As for this theoretical basis, I still keep my view. I believe, pursuant to Article 14 of the Anti Monopoly Law, once the limitation of resale price to dealers not applied to the exemptions in Article 15 has violated the laws, there is no need to demonstrate the first two legal issues made by the higher court. In fact, legal issues for the first two bases behind the higher court’s decision should be those found in Paragraph 2, Article 13 of the Anti Monopoly Law, but this is not always consistent. That means those two bases lack sufficient legal grounds.

 

Meanwhile, if demonstrations of a vertical monopoly in the Anti Monopoly Law are too difficult to find and its completion requires high investigation charges and attorney’s fees, 530,000 Yuan compensation for appellant’s loss behind the higher court’s decision obviously appeared to be too low. If this compensation were routine, no one would file an anti-monopoly lawsuit because facing such loss may prove to be too great.

 

Lawyer Contacts

You Yunting86-21-52134918  youyunting@debund.com/yytbest@gmail.com

Disclaimer of Bridge IP Law Commentary

 

 

Relevant provisions of the Anti Monopoly Law are listed below for reference:

Ø Paragraph 2, Article 13: For the purposes of this Law, monopoly agreements include agreements, decisions and other concerted conducts designed to eliminate or restrict competition.

Ø Article 14: Undertakings are prohibited from concluding the following monopoly agreements with their trading counterparts:

(1) on fixing the prices of commodities resold to a third party;

(2) on restricting the lowest prices for commodities resold to a third party; and

(3) Other monopoly agreements confirmed as such by the authority for enforcement of the Anti-monopoly Law under the State Council.
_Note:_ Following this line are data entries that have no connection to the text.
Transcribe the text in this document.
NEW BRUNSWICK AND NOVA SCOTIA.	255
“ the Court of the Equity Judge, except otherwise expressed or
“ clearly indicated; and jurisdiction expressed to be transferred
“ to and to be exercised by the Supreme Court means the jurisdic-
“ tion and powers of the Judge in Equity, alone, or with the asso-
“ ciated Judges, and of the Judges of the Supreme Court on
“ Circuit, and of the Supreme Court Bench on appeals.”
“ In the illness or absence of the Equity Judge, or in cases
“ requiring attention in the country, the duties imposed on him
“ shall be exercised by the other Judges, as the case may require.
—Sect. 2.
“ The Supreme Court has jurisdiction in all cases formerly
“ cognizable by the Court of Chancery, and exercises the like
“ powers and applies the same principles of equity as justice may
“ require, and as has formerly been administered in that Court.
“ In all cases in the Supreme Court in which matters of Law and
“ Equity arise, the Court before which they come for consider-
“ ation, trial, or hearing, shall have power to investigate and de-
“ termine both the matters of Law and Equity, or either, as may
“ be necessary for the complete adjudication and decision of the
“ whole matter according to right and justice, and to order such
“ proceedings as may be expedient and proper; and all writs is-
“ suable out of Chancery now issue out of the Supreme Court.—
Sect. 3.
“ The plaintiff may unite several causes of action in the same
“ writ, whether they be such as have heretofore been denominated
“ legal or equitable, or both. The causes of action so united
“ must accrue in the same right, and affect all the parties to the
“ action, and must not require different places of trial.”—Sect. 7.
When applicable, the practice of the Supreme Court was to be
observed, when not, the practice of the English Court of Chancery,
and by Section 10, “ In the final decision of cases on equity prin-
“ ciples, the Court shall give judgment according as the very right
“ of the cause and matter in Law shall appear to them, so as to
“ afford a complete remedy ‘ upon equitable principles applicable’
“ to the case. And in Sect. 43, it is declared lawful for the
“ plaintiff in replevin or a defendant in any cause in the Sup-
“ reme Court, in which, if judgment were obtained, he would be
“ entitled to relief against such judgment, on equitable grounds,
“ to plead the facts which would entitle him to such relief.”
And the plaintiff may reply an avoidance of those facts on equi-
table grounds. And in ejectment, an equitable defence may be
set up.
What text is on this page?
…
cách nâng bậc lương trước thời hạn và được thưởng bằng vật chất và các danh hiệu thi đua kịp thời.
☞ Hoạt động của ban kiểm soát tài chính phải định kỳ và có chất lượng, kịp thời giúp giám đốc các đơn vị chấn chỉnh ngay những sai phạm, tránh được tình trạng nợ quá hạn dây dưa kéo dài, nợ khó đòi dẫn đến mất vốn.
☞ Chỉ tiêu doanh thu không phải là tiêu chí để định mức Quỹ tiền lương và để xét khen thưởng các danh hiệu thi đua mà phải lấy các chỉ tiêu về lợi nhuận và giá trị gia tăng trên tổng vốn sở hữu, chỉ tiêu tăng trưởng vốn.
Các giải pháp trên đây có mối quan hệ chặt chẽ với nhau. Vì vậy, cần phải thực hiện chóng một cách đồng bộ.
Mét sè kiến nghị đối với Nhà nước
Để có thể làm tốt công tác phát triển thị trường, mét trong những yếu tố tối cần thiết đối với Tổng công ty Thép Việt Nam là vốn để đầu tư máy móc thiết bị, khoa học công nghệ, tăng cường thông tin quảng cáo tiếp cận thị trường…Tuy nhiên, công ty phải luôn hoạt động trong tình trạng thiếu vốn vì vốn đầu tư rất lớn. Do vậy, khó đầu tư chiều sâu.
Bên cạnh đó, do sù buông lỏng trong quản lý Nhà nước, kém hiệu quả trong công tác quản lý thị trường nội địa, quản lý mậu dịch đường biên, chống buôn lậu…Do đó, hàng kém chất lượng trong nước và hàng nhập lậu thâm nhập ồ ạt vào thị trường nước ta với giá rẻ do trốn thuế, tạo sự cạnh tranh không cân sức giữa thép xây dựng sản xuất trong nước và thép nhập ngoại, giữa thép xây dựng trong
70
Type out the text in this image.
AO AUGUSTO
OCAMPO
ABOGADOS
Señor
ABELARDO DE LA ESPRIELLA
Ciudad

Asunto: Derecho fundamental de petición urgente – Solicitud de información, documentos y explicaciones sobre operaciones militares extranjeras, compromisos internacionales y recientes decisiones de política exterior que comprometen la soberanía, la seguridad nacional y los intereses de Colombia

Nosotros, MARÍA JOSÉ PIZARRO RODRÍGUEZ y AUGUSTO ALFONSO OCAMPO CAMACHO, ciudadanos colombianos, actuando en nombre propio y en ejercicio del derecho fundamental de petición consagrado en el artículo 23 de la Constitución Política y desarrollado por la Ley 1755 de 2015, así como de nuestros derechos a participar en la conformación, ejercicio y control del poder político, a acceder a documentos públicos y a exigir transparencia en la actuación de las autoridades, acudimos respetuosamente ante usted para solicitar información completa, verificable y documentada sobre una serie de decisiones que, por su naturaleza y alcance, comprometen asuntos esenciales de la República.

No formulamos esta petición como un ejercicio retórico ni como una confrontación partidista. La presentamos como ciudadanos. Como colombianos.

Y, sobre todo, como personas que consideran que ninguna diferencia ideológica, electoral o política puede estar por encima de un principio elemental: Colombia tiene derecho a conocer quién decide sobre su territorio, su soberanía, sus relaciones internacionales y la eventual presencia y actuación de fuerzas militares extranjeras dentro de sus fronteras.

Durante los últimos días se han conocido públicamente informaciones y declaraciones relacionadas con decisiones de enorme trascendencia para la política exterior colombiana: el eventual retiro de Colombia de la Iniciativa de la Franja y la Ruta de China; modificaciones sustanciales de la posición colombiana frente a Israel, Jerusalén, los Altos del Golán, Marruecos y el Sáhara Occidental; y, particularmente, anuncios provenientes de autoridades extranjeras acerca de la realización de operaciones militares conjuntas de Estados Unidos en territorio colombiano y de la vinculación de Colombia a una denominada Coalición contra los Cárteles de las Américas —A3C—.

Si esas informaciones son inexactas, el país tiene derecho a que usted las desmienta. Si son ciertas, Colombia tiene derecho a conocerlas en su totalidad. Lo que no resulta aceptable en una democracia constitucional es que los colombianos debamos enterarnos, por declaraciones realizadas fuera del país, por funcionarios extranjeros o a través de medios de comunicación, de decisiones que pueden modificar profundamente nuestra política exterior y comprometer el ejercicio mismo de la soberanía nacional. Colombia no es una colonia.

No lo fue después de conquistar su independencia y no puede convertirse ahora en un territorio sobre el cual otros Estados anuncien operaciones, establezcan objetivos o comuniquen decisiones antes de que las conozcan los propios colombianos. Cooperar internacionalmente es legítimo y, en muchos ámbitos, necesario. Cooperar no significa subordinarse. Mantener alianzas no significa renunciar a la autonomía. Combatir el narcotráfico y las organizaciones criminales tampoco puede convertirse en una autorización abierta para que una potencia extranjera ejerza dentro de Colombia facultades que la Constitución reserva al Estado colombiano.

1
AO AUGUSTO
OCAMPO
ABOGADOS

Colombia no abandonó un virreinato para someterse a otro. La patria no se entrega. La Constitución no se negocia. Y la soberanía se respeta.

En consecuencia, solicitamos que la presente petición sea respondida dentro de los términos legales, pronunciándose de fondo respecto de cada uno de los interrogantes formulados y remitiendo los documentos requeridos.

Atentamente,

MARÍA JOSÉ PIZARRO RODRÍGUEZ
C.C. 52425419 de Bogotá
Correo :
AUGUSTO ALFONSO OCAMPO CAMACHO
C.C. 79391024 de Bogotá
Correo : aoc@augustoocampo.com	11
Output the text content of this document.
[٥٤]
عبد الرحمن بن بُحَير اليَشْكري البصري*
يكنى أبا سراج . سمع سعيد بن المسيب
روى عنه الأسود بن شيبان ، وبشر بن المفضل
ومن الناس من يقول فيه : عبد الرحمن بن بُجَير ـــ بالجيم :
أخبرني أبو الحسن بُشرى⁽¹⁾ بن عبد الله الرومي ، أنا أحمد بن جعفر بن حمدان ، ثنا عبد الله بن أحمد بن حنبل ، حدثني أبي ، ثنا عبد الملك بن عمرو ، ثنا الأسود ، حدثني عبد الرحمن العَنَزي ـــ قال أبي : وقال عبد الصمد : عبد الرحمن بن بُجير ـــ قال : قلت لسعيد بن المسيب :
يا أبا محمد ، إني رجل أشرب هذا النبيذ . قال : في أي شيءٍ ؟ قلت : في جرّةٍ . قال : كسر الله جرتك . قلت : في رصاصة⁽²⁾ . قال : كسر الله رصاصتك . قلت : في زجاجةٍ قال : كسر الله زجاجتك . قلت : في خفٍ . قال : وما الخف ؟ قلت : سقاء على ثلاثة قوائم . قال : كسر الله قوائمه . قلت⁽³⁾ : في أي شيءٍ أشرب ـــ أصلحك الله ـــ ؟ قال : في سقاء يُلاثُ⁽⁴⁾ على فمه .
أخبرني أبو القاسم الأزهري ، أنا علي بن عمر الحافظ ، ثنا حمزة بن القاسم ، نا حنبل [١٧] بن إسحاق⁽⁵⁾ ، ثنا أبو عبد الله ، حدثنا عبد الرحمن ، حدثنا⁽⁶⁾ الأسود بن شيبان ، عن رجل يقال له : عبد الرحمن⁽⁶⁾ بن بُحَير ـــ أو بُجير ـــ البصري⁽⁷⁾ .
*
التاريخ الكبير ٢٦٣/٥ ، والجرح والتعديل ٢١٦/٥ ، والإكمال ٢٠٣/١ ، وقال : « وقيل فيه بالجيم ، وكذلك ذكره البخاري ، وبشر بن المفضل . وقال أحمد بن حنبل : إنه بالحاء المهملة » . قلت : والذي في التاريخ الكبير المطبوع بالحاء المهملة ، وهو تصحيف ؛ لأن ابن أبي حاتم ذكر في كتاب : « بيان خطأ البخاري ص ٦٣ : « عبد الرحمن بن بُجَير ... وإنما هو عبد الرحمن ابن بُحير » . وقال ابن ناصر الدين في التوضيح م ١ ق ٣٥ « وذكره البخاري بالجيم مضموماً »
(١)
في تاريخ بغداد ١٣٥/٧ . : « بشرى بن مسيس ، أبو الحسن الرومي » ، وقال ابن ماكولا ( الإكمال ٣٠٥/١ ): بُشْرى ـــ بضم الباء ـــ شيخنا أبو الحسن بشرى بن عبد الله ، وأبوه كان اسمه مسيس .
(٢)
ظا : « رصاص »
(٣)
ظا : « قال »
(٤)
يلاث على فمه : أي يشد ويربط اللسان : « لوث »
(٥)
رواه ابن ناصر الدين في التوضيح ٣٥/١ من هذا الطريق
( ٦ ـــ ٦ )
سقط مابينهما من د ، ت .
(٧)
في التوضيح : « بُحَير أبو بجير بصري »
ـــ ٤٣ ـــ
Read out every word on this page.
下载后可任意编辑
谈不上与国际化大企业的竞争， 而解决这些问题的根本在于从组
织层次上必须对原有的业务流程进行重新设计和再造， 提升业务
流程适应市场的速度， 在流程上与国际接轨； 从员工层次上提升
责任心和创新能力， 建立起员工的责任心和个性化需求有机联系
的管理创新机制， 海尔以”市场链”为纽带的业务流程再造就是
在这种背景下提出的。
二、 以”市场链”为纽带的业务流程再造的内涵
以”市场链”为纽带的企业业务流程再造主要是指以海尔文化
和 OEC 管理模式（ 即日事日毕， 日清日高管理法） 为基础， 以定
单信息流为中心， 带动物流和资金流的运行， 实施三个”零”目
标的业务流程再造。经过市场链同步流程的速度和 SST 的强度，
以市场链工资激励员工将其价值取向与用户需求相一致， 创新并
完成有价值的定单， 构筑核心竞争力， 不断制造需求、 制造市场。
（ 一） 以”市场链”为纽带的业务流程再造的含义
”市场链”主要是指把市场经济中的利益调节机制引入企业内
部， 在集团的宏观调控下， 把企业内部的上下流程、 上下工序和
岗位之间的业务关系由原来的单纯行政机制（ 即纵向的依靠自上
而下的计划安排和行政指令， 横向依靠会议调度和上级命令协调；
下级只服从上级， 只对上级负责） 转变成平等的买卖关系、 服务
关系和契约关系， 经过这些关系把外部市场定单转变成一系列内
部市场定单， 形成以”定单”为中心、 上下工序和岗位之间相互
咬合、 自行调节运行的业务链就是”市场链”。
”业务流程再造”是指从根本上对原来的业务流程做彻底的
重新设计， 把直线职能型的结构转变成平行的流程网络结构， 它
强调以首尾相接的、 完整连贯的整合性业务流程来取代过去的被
Ø Paragraph 1, Article 15: The provisions of Article 13 and 14 of this Law shall not be applicable to the agreements between undertakings which they can prove to be concluded for one of the following purposes:

(1) improving technologies, or engaging in research and development of new products; or

(2) improving product quality, reducing cost, and enhancing efficiency, unifying specifications and standards of products, or implementing specialized division of production;

(3) increasing the efficiency and competitiveness of small and medium-sized undertakings;

(4) serving public interests in energy conservation, environmental protection and disaster relief;

(5) mitigating sharp decrease in sales volumes or obvious overproduction caused by economic depression;

(6) safeguarding legitimate interests in foreign trade and in economic cooperation with foreign counterparts; or

(7) other purposes as prescribed by law or the State Council.

 

Ø Paragraph 2, Article 15 In the cases as specified in Subparagraphs (1) through (5) of the preceding paragraph, where the provisions of Articles 13 and 14 of this Law are not applicable, the undertakings shall, in addition, prove that the agreements reached will not substantially restrict competition in the relevant market and that they can enable the consumers to share the benefits derived therefrom.